Calculating Control (SPC/QC) Limits
Control Limits are used as to calculate the odds that a given value (measurement) is part of the same group of data used to construct the histogram. With properly set control limits, we can identify when the process has shifted or become unstable. With this knowledge, we can then study that particular situation, identify root cause, and come up with a plan to minimize or eliminate these occurrences.

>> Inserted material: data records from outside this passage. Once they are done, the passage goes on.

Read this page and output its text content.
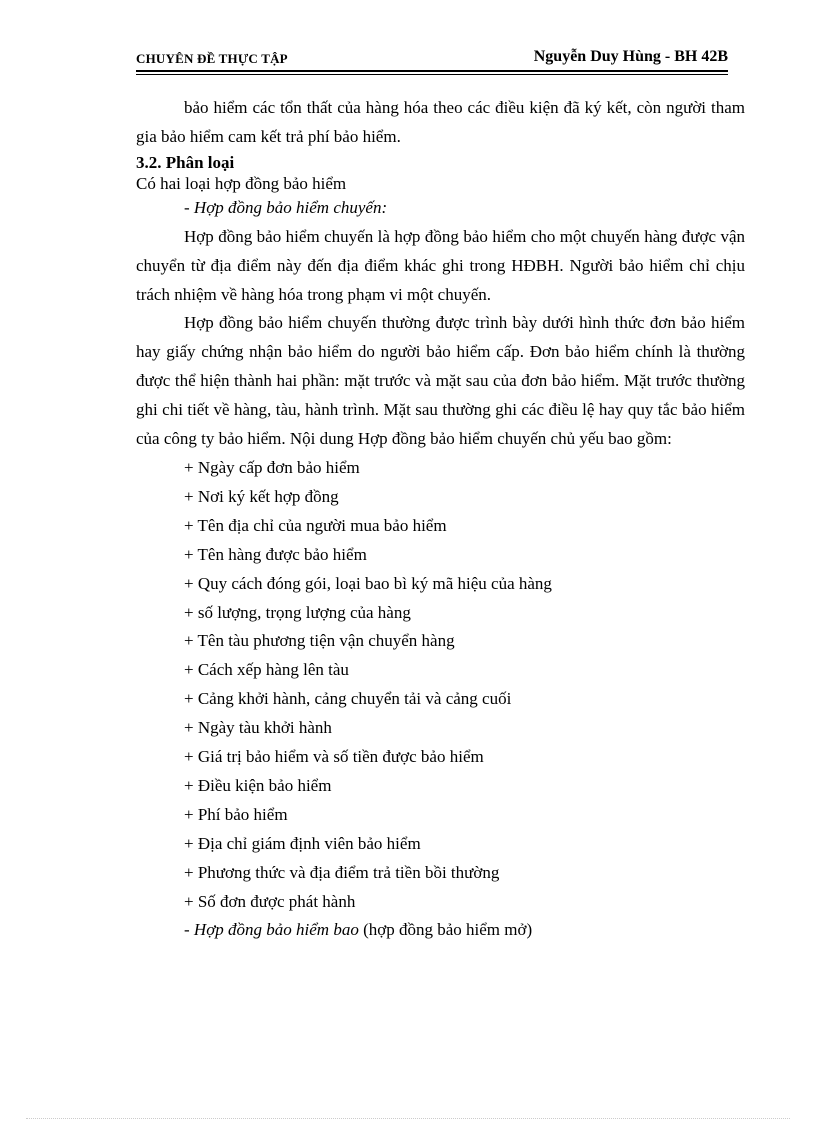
CHUYÊN ĐỀ THỰC TẬP	Nguyễn Duy Hùng - BH 42B

bảo hiểm các tổn thất của hàng hóa theo các điều kiện đã ký kết, còn người tham gia bảo hiểm cam kết trả phí bảo hiểm.

3.2. Phân loại

Có hai loại hợp đồng bảo hiểm

- Hợp đồng bảo hiểm chuyến:

Hợp đồng bảo hiểm chuyến là hợp đồng bảo hiểm cho một chuyến hàng được vận chuyển từ địa điểm này đến địa điểm khác ghi trong HĐBH. Người bảo hiểm chỉ chịu trách nhiệm về hàng hóa trong phạm vi một chuyến.

Hợp đồng bảo hiểm chuyến thường được trình bày dưới hình thức đơn bảo hiểm hay giấy chứng nhận bảo hiểm do người bảo hiểm cấp. Đơn bảo hiểm chính là thường được thể hiện thành hai phần: mặt trước và mặt sau của đơn bảo hiểm. Mặt trước thường ghi chi tiết về hàng, tàu, hành trình. Mặt sau thường ghi các điều lệ hay quy tắc bảo hiểm của công ty bảo hiểm. Nội dung Hợp đồng bảo hiểm chuyến chủ yếu bao gồm:

+ Ngày cấp đơn bảo hiểm

+ Nơi ký kết hợp đồng

+ Tên địa chỉ của người mua bảo hiểm

+ Tên hàng được bảo hiểm

+ Quy cách đóng gói, loại bao bì ký mã hiệu của hàng

+ số lượng, trọng lượng của hàng

+ Tên tàu phương tiện vận chuyển hàng

+ Cách xếp hàng lên tàu

+ Cảng khởi hành, cảng chuyển tải và cảng cuối

+ Ngày tàu khởi hành

+ Giá trị bảo hiểm và số tiền được bảo hiểm

+ Điều kiện bảo hiểm

+ Phí bảo hiểm

+ Địa chỉ giám định viên bảo hiểm

+ Phương thức và địa điểm trả tiền bồi thường

+ Số đơn được phát hành

- Hợp đồng bảo hiểm bao (hợp đồng bảo hiểm mở)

Shewhart found that control limits placed at three standard deviations from the mean in either direction provide an economical tradeoff between the risk of reacting to a false signal and the risk of not reacting to a true signal – regardless the shape of the underlying process distribution.
If the process has a normal distribution, 99.7% of the population is captured by the curve at three standard deviations from the mean. Stated another way, there is only a 0.3% chance of finding a value beyond 3 standard deviations. Therefore, a measurement value beyond 3 standard deviations indicates that the process has either shifted or become unstable (more variability).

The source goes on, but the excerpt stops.